Не падает, потому что я держу.
— Здесь пешком еще час идти, — даю ей последний шанс.
— Дойду. — Вырывается настырно. И глупо.
А ее кожа горит под моими пальцами. Чтобы проверить, я касаюсь другой рукой ее шеи.
— Ты горячая.
— Да иди ты!
— У тебя температура, тупая! Но если ты так мечтаешь о вечерней прогулке по трассе под звездами — валяй.
И она ни хрена не мешкает. Только отпускаю — сбегает.
Так хочет избавиться от меня? Что ж, пожалуйста!

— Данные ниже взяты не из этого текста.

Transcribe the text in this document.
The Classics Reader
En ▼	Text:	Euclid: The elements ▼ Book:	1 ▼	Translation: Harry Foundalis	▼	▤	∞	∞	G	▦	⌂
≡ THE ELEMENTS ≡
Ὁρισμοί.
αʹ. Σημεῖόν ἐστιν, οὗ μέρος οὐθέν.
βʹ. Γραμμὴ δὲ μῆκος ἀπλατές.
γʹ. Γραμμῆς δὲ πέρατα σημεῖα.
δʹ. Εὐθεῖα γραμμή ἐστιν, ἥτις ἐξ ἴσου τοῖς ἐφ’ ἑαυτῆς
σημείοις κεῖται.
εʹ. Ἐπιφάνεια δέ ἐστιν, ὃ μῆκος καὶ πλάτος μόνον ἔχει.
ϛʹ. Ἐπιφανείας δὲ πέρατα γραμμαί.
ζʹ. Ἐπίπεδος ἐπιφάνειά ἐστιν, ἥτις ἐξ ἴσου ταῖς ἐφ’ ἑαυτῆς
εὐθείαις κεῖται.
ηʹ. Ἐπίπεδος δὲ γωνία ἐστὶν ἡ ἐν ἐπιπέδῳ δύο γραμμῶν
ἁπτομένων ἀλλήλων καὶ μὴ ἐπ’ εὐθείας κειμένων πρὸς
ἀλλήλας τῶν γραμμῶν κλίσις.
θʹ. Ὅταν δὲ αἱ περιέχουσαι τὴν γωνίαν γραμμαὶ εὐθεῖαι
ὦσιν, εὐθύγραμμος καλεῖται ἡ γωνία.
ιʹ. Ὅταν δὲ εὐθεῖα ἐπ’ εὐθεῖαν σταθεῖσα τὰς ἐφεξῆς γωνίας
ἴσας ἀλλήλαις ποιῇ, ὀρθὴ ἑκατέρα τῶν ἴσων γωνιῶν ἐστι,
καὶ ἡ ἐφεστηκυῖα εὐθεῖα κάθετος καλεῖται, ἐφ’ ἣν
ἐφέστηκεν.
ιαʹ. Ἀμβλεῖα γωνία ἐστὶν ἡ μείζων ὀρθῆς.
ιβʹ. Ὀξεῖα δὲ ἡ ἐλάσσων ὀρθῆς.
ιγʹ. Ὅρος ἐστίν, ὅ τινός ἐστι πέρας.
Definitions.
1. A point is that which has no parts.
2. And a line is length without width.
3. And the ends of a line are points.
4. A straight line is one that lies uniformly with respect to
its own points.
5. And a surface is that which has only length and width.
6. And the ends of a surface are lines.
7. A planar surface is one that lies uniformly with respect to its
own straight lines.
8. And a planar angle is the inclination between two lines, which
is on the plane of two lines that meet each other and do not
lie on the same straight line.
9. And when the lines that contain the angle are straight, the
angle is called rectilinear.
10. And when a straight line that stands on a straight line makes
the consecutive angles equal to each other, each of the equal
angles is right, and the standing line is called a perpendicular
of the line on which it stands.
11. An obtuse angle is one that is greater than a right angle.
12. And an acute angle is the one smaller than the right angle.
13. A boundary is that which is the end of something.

Коробка передач. Педаль в пол. Визг шин. И пока, Ланская. Пошла ты на хер вместе со своим отцом.
Глава 13
Ян
🎶 Леша Свик — Торнадо
На хер, правда, идут и все мои дела, потому что я, как приклеенный, дежурю дома у окна. Точнее, не дежурю, но постоянно ношусь туда и выглядываю дуру. Темень, опять дождь срывается — дерьмовое начало лета в этом году. Где она, мать твою, бродит? Может, нашла себе приключений на задницу? Да почему бы и нет.
С ней же, блять, могло случиться что угодно. Особенно при наличии длинного языка и трухи в башке. Она же магнит для неприятностей. Надо было вернуться за ней? Чтобы смотреть на ее недовольную лживую физиономию? И почему все это вообще должно меня волновать, даже если ее прямо сейчас семеро на обочине делят между собой? Бесит.
Бесит Ланская. Бесит неоправданное чувство вины. Да я сам себя бешу.
Чтобы не загнаться, иду разогревать вчерашнюю лапшу из доставки, которую не съел, слышу, как звонит телефон, но меня отвлекает хлопок соседской двери. Я пропускаю «Явление Христа народу» и ловлю уже лишь кринжовую тачку, которая отъезжает от дома. Кто за рулем, не вижу, но надеюсь, Ланской пришлось потрудиться на славу, чтобы ее подобрали на трассе.
Со злости пинаю стул, попавшийся на пути, и тот с грохотом падает на пол. Че я с ума схожу? Жива и здорова Ланская. Живее, гадина, всех живых.
Я отвечаю уже на третий вызов и сую телефон между плечом и ухом, чтобы не отвлекаться от еды.
— Я приеду? — тон Софы заметно отличается от того, которым говорила со мной в прошлый раз. Шелковая. Надолго ли?
— Не сегодня.
Вообще нет настроения спорить и препираться, а без этого не обходится ни одна наша последняя встреча. Даже в постели она умудрилась начать раздавать претензии и выносить мне мозг — у меня упал, и я отправил ее на такси домой.
— А когда? — настороженно спрашивает она, и я уже предвкушаю разрыв барабанных перепонок. — Что между нами происходит, Ян? К чему все идет?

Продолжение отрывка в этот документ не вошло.